2) Radioactive: Light and sound diverge outward but don't converge inward.
3) Thermodynamics: Disorder increases over time. (This is the famous "Second Law of Thermodynamics").
4) Gravitational: Black holes absorb all matter in a one way motion. There are no "white holes" that reverse the process.
5) Subatomic: Anti-kaons (the anti-matter of kaons) disintegrate faster than kaons.
6) Measurement: The collapse of the quantum wave is irreversible.
7) Psychological: People uniformly remember the past and anticipate the future. (This one, of course, is not a strictly scientific piece of evidence, but perhaps Mann included it simply because its a phenomenon that needs explaining.)
...At one point Mann seemed to suggest that Special and General Relativity Theory entailed a "block view" of the universe (this is the view that the past, present, and future are timelessly present as a sort of settled block. The flow of time, in other words, is not real ).

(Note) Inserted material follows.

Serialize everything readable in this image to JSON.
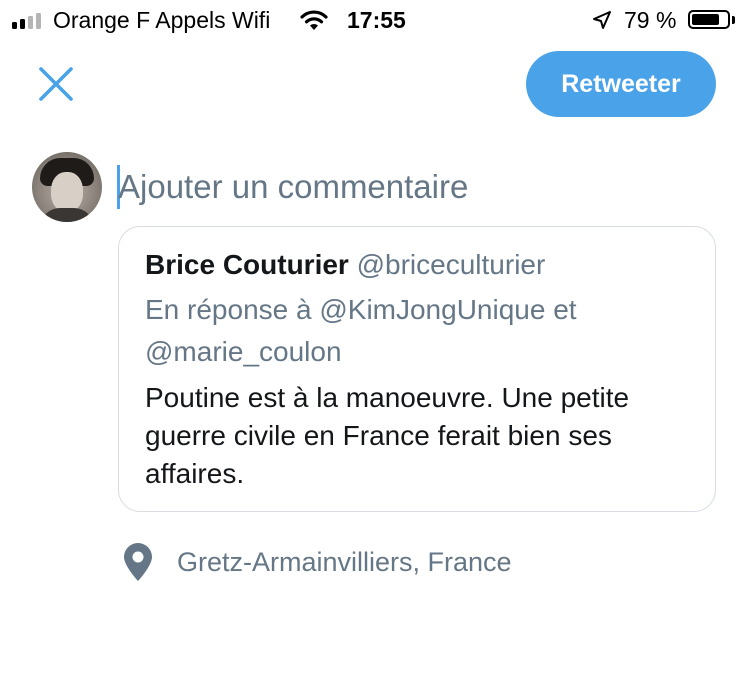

Of course, all of those things do indicate that there is flow to time - they simply do not, however, indicate that there is flow in the sense that tensed theorists like Boyd want there to be. What these things indicate is that time has an arrow, but that doesn't have much to do with whether there is a block universe or not (if by "block universe" all we mean is the view that all times are equally real, existent, and determinate - this may not be exactly what Boyd has in mind, though I'm not sure what else he might mean since a block universe in this sense does not have all times being "timelessly present"). Again, nothing here to write home about from the perspective of a tensed theorist or open theist.